Do you have any proof that Google did this? MPEG-LA has already been doing this for years - committee rules simply forced them to review royalties every few years or so. As far as I can tell, free distribution content has always been free from royalty charges. For all we know, the committee has been wanting to go permanently free for awhile and the simple bureaucracies of dealing with a committee have prevented it (such as a couple of patent holders holding out)Thank you Google for forcing MPEG LA to change.
Personally I really think Firefox needs to rethink it's position.
They are sort of being hypocritical in a way because they have supported H264 video for years through the Flash plugin. They were ok to ride the H264 wave when they didn't have to touch the code in any way but now all of a sudden it is evil.
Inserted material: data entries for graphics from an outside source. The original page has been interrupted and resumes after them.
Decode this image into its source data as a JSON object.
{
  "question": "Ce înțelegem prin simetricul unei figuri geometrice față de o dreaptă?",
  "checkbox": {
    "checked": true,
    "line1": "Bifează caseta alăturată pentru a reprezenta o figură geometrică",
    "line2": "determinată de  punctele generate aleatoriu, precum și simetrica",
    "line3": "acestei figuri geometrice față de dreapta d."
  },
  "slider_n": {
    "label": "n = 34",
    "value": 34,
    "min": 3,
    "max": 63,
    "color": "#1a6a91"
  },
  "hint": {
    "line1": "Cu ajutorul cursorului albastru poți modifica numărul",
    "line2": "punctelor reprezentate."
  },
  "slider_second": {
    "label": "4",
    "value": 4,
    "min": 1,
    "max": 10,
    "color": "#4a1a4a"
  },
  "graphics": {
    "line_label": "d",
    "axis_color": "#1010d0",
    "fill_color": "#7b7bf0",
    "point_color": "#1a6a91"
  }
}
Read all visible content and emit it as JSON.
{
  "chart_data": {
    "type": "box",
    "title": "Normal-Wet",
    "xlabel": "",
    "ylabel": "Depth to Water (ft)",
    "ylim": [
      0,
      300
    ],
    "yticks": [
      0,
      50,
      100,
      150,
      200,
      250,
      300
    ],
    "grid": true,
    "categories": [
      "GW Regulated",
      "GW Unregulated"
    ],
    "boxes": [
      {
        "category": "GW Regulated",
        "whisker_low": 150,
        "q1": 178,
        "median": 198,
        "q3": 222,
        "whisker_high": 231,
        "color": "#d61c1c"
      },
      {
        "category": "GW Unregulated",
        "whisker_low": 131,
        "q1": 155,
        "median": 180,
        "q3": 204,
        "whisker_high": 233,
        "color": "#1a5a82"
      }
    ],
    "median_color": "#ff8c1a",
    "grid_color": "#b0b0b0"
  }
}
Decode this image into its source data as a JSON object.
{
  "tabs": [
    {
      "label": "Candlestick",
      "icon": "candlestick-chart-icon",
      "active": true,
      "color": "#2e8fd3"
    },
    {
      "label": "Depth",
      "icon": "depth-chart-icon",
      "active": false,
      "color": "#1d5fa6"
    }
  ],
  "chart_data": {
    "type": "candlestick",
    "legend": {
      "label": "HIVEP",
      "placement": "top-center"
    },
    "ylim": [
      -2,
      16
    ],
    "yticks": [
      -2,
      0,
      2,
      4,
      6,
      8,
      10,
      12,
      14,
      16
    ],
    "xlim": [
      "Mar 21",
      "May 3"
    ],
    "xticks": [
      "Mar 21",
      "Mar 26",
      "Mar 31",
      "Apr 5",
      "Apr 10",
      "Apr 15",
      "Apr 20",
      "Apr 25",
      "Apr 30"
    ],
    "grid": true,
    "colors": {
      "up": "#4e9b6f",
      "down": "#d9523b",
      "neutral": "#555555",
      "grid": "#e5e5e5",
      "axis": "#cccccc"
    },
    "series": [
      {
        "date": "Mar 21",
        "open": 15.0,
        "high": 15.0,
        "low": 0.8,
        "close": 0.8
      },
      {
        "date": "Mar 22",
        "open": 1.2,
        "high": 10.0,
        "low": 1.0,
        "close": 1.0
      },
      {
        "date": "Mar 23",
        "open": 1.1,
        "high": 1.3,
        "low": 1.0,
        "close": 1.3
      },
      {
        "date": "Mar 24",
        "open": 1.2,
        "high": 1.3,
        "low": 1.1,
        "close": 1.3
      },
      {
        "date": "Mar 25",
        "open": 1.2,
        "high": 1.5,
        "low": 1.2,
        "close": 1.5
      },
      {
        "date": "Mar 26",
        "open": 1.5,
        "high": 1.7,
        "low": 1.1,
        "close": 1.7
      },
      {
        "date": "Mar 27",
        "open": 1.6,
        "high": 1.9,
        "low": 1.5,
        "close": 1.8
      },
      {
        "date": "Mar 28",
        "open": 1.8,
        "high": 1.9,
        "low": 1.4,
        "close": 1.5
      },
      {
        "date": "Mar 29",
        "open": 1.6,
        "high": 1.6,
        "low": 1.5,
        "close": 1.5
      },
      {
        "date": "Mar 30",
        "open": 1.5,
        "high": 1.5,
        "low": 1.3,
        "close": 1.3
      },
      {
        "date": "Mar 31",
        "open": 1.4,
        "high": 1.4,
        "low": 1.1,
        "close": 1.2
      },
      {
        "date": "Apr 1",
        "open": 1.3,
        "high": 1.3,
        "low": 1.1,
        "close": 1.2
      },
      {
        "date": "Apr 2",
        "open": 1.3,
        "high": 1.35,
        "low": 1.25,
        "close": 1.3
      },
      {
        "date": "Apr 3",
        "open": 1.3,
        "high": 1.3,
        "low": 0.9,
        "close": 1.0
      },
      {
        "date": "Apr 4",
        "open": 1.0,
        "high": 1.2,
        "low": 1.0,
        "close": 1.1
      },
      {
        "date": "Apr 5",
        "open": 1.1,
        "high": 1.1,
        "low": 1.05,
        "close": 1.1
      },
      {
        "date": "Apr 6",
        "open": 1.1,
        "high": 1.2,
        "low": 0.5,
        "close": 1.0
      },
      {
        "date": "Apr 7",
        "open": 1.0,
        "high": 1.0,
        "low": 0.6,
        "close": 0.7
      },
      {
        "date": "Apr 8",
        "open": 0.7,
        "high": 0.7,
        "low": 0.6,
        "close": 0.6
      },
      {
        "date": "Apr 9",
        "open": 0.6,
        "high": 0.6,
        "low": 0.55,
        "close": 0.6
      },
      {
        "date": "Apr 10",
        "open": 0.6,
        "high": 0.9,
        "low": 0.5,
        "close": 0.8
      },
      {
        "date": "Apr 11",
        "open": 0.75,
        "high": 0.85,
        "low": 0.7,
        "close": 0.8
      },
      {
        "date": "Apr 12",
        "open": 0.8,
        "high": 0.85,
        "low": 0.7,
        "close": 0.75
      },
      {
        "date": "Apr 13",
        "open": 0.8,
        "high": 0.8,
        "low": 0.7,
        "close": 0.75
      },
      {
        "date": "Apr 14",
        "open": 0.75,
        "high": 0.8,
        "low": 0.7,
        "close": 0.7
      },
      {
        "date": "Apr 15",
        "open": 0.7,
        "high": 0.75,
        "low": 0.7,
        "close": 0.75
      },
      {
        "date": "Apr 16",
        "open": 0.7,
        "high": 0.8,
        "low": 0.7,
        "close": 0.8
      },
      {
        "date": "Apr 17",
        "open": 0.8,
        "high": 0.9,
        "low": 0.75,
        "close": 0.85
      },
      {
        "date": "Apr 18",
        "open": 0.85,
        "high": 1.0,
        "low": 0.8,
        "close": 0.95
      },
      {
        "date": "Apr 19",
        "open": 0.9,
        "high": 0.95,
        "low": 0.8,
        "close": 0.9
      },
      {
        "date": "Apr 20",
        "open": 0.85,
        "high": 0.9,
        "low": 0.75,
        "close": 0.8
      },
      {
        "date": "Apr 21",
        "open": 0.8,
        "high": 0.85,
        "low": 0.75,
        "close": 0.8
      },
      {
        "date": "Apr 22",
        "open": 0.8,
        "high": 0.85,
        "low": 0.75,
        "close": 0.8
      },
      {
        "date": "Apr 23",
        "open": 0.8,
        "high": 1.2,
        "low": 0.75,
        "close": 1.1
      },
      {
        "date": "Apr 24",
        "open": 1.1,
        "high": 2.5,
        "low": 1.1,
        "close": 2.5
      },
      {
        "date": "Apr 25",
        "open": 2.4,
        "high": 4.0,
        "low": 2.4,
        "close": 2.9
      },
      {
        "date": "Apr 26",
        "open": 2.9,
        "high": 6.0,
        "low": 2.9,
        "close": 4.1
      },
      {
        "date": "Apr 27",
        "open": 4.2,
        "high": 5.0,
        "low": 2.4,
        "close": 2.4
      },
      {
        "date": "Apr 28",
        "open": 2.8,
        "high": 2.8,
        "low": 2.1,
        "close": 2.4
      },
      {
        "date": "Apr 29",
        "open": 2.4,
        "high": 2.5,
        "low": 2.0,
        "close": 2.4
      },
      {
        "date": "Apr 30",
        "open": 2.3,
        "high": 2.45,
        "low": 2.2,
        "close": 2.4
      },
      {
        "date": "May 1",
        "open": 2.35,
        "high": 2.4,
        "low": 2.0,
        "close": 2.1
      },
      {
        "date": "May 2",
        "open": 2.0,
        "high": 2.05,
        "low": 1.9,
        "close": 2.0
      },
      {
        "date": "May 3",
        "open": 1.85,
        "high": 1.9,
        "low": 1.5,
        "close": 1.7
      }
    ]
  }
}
Mozilla is really in a bad position now. I and many people love Firefox but I can see it's userbase really going down if they do not support H264. Nobody in the video world gives a crap about Ogg. I work for a video production and design company. We stream live video for corporations and I can tell you without a doubt we would never consider using Ogg. I recently participated in a streaming video webcast that talked about the future of HTML5 and Flash streaming video and there is very little to no place at all for Ogg.
... On the other hand we have webM a unproven format, that requires buying a new GPU, settop box, Laptop, Phone etc. Not only this but it requires buying new software to encode(and decode) ...
Knight you keep talking about gif. What exactly happen in the past on that mess?
Just a note. Blu-ray != DVD. At all. HD DVD is closer to DVD than Blu-ray is.
Other than that you are right, WebM requires a pretty big re-investment. On the GPU side it wouldn't be as bad. GPUs can decode WebM in shaders. No it isn't as efficient as having dedicated silicon to do it, but it does the job.
else they got together with an open source consortium which created the PNG format. PNG avoided the patent by using a different compression algorithm. At the same time, the PNG format introduced new features intended to make it technically superior to GIF on other grounds.
By the time PNG really caught on, though, Unisys' patent on LZW compression had already expired.
I think it's a bad idea to build hardware that is dedicated to one format!
Those GPUs should simply provide raw power in terms of floating point, parallel instructions and other 'building blocks' that most modern codecs could take advantage of. I'm sure it's easier to say than to accomplish, though...
This is how it is. Why is it that you guys think "hardware h*.264 decoding" is some kind of gate logic applied only to H.264 ? Seriously, this idea that somehow "H.264 hardware decoders" can only decode h.264 in hardware needs to die. One simply needs to add a new decoder in the firmware to have the hardware be able to decode it.
There's nothing hard about programmable ASICs. This is 2010 for cripes sake, not 1974.